Dies gilt zum Beispiel für illegales brasilianisches Holz, die Hauptursache für die Abholzung des Amazonasgebiets. Es kommt dank falscher Dokumente, die eine legale Herkunft garantieren, „sauber“ nach Europa. Es hat keinen Sinn, das Holz zu beschlagnahmen, wenn wir das Problem nicht an der Wurzel packen“, erklärt De Sanctis, „und das ist die Korruption derjenigen, die die gefälschten Dokumente ausstellen, nämlich die Regierungsstellen und die Politiker. Und wir verlieren die gesamte brasilianische Struktur zur Korruptionsbekämpfung“. Diese Woche hat Lulas Entscheidung, Cristiano Zanin, den Anwalt, der ihn im Fall Lava Jato verteidigt hat, in den Obersten Gerichtshof zu berufen, eine Kontroverse ausgelöst, unter anderem, weil Zanin nicht den besten Lebenslauf für die Position hat. Er ist weder ein Universitätsprofessor für Rechtswissenschaften noch ein renommierter Jurist, wie es Artikel 101 der brasilianischen Verfassung eigentlich verlangt. Nach Ansicht von Transparency International widerspricht die Ernennung Zanins „den internationalen Verpflichtungen Brasiliens zur Unabhängigkeit der Justiz, verstößt gegen den Verfassungsgrundsatz der Unpersönlichkeit und verrät das Versprechen, die demokratischen Institutionen zu retten“. Die kürzliche Beendigung des Mandats eines der Staatsanwälte der Operation Lava Jato, Deltan Dallagnol, als Bundesabgeordneter hat ebenfalls für Kontroversen gesorgt.
Ganz zu schweigen von der zentralen Behörde des Systems zur Verhinderung und Bekämpfung der Geldwäsche, der COAF, der das Oberste Bundesgericht (STF) die Befugnis zur Durchführung von Ermittlungen entzogen hat. Sie kann nur noch Informationen weitergeben und war in den letzten Monaten Gegenstand heftiger politischer Debatten. Erst gestern lief die von Lula beschlossene vorläufige Maßnahme zur Übertragung des COAF auf das Wirtschaftsministerium aus, eine Entscheidung, die kritisiert wurde, weil sie zu einer paradoxen Situation führte, in der der Kontrolleur von den Kontrollierten verwaltet wurde. Nun wird COAF wieder von der Zentralbank verwaltet. Nach Angaben der Zeitung „Folha de São Paulo“ hat die Regierung Lula den Korruptionsbekämpfungssektor ausgedünnt. Das Sekretariat für Korruptionsbekämpfung wurde aufgelöst und die Direktion für Sondereinsätze wurde zu einer Koordinierungsstelle, die im Büro einer anderen Struktur untergebracht ist. Die Direktion für Sondereinsätze, die Teil des abgeschafften Sekretariats war, befasste sich mit Ermittlungen gegen Veruntreuung und Missbrauch öffentlicher Mittel. Offiziell behauptete die CGU, dass die Korruptionsbekämpfungsfunktion auch nach der Änderung „die gesamte Arbeit des Büros des Generalrechnungsprüfers durchdringt“.
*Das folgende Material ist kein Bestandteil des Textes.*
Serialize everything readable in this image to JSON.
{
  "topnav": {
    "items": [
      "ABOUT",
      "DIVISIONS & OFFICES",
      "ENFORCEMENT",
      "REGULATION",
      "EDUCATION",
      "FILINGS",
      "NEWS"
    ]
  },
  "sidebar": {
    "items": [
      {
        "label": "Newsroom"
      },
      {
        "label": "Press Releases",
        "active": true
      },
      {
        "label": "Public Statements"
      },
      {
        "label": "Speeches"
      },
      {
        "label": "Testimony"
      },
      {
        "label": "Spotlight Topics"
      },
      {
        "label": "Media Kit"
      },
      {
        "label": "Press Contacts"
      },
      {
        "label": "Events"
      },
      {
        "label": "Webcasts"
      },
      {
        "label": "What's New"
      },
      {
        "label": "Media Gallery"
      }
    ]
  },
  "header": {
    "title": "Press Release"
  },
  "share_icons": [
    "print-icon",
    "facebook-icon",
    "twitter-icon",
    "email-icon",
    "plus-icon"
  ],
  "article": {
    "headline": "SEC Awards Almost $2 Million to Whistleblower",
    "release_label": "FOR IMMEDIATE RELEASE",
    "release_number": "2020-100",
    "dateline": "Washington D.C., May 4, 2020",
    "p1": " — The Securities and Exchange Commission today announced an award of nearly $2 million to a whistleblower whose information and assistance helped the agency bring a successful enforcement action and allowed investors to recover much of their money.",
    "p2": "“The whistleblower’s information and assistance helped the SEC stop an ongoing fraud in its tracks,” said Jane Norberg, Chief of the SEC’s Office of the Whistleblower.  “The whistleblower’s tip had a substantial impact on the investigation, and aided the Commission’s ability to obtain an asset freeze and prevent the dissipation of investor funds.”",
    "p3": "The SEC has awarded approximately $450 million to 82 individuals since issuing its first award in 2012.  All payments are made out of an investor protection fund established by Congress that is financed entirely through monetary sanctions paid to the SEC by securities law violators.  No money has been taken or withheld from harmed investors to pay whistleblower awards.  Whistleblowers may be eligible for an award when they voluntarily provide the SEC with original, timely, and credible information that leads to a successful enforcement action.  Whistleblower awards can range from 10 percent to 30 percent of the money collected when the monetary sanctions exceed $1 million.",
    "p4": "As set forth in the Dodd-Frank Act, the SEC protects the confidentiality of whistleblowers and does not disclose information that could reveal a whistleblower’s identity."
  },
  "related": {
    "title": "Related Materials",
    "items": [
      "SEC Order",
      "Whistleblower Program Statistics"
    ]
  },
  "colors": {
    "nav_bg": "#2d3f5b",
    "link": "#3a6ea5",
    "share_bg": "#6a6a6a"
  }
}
Leider zieht dieses allgemeine Szenario ausländische Kriminelle an. Mafiabanden wie die italienische „Ndrangheta“ waschen seit langem ihr Geld mit dem Bau von Ferienanlagen und Immobilienprojekten im Nordosten Brasiliens und neuerdings auch in São Paulo. Ganz zu schweigen von terroristischen Gruppen. Im Juli 2022 lieferte Paraguay den im Libanon geborenen Brasilianer Kassem Mohamad Hijazi an die Vereinigten Staaten aus. Nach Angaben des US-Finanzministeriums ist Hijazis Geldwäschenetzwerk seit 2017 weltweit tätig, „mit der Fähigkeit, Hunderte von Millionen Dollar zu waschen“. Wie die Washingtoner Denkfabrik „Foundation for Defense of Democracies“ aufdeckte, wird Hijazi in einem diplomatischen Kabel der USA aus dem Jahr 2005 als „führender Geldbeschaffer und Aktivist der Hisbollah bezeichnet, der terroristische Aktivitäten der Hisbollah unterstützt“. Hijazi nutzte Import-Export-Firmen, um Waren aus den Vereinigten Staaten zu transportieren und in Lateinamerika zu verkaufen. Um einer Entdeckung zu entgehen, transferierte er die Werte der Transaktionen seit 2017 über Wechselstuben und Banken in Ciudad del Este in die Vereinigten Staaten, nach China, Hongkong und an andere Orte auf der ganzen Welt. Die Ermittlungen deuten darauf hin, dass der Mann die illegalen Erlöse mit einem Netzwerk von Scheinfirmen rund um die Welt bewegt hat.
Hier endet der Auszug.